The true impact of the exploitation of this vulnerability when combined with post-exploitation tool kits could be full compromise of a system with the ability for that system to be used for onward compromise of connected hosts.
How easy is it to use?
7 Elements has discovered an exploit kit designed to target Struts 2 vulnerabilities. Whilst the exploit code itself required reasonable skill to construct, the toolkit enables attackers with a low level of skill to use the toolkit to attack Struts 2 vulnerabilities. The Chinese built toolkit essentially allows an attacker to enter their target via copy and paste, press a button and view the results.
(It comes with instructions on how to use the tool in a blog post that can be easily translated via online translators. As such, this isn’t just available to Chinese speaking script kiddies!)
The exploit code makes use of the following arbitrary code execution vulnerabilities within Struts 2:
– 2010 S2-005: http://struts.apache.org/development/2.x/docs/s2-005.html (CVE-2010-1870)
– 2011 S2-009: http://struts.apache.org/development/2.x/docs/s2-009.html (CVE-2011-3923)
– 2013 S2-013: http://struts.apache.org/development/2.x/docs/s2-013.html (CVE-2013-1966)
– 2013 S2-016: http://struts.apache.org/development/2.x/docs/s2-016.html (CVE-2013-2251)

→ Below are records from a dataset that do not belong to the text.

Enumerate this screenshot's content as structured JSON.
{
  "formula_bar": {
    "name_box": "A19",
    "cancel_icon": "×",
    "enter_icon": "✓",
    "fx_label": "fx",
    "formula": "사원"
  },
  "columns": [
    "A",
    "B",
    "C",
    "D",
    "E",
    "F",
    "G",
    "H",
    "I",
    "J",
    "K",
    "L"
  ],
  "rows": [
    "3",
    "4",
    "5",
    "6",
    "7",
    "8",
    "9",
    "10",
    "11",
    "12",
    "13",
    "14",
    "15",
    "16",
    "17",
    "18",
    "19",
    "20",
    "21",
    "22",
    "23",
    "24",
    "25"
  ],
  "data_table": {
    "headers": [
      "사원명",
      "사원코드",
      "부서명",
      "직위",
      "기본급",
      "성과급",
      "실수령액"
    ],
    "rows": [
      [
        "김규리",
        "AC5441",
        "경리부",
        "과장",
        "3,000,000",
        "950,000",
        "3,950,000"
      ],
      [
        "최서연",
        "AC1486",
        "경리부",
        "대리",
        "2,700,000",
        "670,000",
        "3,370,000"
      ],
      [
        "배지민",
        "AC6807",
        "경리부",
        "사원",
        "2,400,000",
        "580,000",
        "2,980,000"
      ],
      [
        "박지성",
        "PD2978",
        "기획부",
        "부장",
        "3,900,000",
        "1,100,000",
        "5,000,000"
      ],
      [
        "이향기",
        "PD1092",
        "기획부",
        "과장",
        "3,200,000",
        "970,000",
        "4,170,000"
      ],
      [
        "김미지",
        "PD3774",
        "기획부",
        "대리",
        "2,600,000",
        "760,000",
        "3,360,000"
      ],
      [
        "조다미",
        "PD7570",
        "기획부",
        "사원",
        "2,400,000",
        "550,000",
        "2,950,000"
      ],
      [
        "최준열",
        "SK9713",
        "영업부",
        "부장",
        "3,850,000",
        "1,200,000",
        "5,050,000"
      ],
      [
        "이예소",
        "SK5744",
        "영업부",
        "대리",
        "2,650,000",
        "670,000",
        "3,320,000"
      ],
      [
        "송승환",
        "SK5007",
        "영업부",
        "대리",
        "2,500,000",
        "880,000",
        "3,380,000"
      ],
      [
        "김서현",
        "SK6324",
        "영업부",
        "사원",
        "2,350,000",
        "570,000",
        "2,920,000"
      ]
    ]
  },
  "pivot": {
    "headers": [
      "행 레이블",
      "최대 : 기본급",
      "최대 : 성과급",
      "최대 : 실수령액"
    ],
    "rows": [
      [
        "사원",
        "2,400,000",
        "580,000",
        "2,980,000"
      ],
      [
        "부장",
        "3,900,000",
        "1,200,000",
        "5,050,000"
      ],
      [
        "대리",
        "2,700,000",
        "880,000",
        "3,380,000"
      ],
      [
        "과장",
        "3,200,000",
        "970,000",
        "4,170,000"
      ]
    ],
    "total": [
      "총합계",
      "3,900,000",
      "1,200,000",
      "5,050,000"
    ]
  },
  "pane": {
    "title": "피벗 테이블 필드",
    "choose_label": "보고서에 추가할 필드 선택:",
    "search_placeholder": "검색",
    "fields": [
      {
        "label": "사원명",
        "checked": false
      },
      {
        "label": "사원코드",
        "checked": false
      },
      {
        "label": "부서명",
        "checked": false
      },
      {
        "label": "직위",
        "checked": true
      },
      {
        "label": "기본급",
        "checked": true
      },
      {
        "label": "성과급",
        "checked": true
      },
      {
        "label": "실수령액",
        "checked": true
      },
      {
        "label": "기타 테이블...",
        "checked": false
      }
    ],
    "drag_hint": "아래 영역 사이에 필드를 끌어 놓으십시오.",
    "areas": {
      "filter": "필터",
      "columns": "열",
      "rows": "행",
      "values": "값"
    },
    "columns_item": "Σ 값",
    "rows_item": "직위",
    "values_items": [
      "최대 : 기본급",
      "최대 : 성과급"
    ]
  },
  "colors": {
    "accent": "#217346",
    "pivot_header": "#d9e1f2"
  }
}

The vulnerabilities exists due to a lack of proper input validation. Input validation occurs where end user information is not validated before being used by a web application. If an attacker can embed malicious commands in these parameters, the system may execute those commands on behalf of the web application, resulting in the execution of remote code. A more detailed explanation on the inner workings of the exploit can be found here:
http://blog.o0o.nu/2012/01/cve-2011-3923-yet-another-struts2.html
The option to choose which of the four Struts 2 vulnerabilities to exploit indicates that all are still useful to an attacker, and show that vulnerabilities from three years ago are still to be found.
What can you do?
Confirm that your current patching process has identified the need to apply this patch and correctly triaged the effort and priority. If you are yet to deploy a patch, then Apache has “Strongly recommended” that Struts 2 users upgrade to Struts 2.3.15.1. Doing so will address the current vulnerabilities.
If historically your organisation has chosen to not patch and deploy other mitigation techniques such as filtering, revisit these controls to ensure that they are still effective and provide the desired protection from the current Apache Struts 2 Exploit.